The key to a dry martini is getting the proportions correct. So go to the web, the cocktail guide you got for Christmas or the bartender at the Roxy [Eds.: a random bar in Vancouver], and you’ll get numerous different measures.

I came across one recipe that said 4 parts gin to 1 part vermouth. Really? The best one was 3 ounces gin to ½ ounce vermouth. Seriously? Okay, I had to look further and thankfully found this:

Dry Martini – Traditionally uses more dry vermouth, however recent trends define a Dry Martini as using little or no vermouth.

NICE.  This martini is also named “Bone Dry” or “Desert Martini” meaning no vermouth. Go figure. With the help of the interweb I realize I’m trendy and can do away with my vermouth spray and getting my beautiful wife Eva to whisper “vermouth” over my glass (just so I don’t feel like a drunk). Still, I have to work on making sure I always have an olive. And please, just an olive, nothing infused with fancy this or that and for goodness sake NO FRUIT.

The greatest martini I’ve ever had was made by my brother Mark, on a sunny evening at the Farm [Eva: the Ross Family Farm in Ontario: 100 acres of rolling pasture]. The Farm is the idyllic rustic setting: the BBQ warming up and the family kicking back (and lying about their golf scores), sipping “bone dry” martinis. This is a classic, unforgettable experience. Well, okay, after the third martini, recollection becomes faint. But trust me: the martini is awesome (see you tomorrow)!

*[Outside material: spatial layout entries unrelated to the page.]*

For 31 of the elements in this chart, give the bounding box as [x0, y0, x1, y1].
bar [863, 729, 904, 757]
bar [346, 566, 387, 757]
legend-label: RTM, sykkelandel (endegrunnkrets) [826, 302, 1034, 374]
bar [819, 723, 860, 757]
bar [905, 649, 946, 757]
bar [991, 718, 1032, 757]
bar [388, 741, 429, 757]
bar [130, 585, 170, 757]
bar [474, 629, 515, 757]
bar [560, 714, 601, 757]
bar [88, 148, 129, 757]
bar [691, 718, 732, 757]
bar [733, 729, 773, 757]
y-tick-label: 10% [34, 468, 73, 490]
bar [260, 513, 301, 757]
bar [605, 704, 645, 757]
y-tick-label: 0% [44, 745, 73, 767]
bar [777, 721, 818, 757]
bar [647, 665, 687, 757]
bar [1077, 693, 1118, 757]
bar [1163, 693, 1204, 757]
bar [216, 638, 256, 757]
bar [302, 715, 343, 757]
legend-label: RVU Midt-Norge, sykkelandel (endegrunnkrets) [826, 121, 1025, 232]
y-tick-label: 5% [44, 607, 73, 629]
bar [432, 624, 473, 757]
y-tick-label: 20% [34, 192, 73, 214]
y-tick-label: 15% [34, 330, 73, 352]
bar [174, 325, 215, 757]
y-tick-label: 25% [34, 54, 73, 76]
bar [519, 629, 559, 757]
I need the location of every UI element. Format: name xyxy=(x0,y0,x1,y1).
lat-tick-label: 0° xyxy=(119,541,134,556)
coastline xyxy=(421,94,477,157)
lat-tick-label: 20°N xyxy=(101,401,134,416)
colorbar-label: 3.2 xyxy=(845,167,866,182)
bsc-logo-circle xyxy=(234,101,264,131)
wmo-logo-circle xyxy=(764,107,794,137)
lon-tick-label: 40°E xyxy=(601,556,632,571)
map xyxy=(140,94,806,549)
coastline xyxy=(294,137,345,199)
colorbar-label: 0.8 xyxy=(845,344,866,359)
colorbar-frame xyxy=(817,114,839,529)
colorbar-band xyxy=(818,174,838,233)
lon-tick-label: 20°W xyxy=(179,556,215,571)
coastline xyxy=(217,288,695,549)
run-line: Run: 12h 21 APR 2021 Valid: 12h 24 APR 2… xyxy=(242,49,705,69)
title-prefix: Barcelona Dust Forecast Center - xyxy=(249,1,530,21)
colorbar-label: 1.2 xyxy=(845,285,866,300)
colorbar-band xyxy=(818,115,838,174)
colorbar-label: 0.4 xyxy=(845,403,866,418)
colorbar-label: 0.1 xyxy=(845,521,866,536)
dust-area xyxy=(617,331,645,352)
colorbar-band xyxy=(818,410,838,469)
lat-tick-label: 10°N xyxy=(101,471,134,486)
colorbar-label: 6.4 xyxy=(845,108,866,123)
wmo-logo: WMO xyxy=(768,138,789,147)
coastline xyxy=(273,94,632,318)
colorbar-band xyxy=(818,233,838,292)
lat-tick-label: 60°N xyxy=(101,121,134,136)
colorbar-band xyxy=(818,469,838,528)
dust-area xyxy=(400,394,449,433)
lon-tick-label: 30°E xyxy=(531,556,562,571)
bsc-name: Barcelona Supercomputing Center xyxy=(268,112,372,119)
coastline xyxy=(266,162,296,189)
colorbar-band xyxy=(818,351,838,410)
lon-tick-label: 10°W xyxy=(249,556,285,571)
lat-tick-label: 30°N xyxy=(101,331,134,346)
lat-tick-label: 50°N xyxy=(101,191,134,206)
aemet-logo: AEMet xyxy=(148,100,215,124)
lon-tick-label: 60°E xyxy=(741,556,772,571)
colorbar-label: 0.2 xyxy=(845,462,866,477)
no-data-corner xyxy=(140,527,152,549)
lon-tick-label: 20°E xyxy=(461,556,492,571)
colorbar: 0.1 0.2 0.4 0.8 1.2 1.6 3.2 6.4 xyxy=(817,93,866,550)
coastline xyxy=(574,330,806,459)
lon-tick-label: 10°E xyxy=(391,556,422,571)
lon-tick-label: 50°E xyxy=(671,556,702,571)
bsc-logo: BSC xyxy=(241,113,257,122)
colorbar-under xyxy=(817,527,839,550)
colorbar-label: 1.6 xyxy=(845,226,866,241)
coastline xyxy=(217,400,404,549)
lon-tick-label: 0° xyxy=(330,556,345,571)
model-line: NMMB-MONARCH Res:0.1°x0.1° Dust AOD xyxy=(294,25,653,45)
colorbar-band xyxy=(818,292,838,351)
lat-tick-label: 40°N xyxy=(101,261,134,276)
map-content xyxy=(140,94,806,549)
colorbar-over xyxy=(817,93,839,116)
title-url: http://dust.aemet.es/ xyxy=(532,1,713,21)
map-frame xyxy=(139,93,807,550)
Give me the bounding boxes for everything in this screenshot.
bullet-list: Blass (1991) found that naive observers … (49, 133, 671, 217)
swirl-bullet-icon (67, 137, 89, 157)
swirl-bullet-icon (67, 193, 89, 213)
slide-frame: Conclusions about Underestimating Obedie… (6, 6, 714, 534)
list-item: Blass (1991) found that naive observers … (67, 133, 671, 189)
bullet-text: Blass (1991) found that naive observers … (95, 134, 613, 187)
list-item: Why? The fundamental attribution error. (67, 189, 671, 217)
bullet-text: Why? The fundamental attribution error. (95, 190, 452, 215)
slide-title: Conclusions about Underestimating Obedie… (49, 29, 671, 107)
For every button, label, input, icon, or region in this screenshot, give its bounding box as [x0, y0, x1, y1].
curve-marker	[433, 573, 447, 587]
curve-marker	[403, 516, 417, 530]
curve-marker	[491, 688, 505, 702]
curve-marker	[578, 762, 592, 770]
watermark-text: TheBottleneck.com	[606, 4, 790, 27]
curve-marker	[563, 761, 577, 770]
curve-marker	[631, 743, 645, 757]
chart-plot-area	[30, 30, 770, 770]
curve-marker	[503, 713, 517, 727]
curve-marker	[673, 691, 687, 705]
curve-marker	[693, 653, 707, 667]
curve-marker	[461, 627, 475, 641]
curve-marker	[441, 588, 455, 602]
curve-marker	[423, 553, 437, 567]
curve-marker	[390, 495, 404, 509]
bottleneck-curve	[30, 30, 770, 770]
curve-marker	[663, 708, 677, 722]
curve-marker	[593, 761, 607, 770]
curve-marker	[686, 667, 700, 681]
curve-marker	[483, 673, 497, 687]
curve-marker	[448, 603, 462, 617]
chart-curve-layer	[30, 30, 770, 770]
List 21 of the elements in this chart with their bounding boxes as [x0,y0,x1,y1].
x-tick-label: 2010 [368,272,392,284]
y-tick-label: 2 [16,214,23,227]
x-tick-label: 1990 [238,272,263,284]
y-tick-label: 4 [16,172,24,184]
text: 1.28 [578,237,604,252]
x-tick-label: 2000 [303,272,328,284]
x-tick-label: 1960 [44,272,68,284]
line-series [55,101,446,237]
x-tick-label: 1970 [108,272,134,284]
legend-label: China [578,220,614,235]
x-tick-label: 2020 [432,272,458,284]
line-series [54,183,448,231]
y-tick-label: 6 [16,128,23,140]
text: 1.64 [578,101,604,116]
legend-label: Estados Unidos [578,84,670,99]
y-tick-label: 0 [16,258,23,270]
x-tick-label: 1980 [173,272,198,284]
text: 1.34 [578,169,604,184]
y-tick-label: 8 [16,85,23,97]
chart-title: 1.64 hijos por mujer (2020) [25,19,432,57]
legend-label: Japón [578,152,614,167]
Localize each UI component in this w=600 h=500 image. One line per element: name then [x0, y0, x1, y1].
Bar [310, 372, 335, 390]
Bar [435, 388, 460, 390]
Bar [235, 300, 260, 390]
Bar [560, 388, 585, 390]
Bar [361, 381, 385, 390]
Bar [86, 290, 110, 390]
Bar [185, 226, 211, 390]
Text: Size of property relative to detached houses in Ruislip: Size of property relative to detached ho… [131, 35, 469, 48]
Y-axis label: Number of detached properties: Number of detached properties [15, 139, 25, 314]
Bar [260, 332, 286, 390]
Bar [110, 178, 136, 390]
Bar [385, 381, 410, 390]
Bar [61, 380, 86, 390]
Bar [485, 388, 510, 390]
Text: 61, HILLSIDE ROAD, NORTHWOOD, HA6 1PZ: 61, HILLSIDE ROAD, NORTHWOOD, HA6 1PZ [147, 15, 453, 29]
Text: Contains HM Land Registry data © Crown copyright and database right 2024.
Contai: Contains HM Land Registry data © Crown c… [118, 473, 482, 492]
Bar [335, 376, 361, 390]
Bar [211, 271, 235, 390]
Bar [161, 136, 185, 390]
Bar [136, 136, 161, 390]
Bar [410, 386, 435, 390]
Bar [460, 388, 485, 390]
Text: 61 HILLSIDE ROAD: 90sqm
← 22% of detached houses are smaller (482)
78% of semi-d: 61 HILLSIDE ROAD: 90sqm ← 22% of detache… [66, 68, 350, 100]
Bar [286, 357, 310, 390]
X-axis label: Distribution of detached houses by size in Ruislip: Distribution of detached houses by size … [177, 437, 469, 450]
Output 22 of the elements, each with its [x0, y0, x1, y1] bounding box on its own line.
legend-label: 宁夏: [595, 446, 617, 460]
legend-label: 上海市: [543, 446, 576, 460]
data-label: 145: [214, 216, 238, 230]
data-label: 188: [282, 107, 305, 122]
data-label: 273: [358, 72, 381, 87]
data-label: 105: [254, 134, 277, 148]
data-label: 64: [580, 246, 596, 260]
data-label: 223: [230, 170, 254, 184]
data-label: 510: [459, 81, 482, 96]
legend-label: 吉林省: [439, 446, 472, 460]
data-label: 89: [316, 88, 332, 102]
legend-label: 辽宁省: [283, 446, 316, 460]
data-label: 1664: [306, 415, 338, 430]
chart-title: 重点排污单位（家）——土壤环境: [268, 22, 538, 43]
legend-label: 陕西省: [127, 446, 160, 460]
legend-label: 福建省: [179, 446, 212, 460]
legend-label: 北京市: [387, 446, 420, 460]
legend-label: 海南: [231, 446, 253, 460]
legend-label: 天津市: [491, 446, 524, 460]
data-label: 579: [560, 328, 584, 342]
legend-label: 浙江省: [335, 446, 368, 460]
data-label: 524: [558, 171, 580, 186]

Now, while I sit here blogging, I am sipping on my scotch. I’m drinking scotch because it’s far too late for a martini. A dry martini is absolutely best enjoyed as a cocktail prior to any and all fine dining experiences. The properties of gin, and more predominately the wonderful juniper berry, enhances the taste buds and stimulates your appetite. As we all know, hunger makes good sauce!

So give it a try! Your choice of London dry gin, from the freezer over 2 or 3 cubes of ice and an olive (amen)! What the heck, still have your better half whisper “vermouth”, just for fun.

~ Jim

[Eds: p.s. sorry about the crappy picture. Phone camera. Hoping to buy a new camera this weekend but this is the ongoing drama, non?]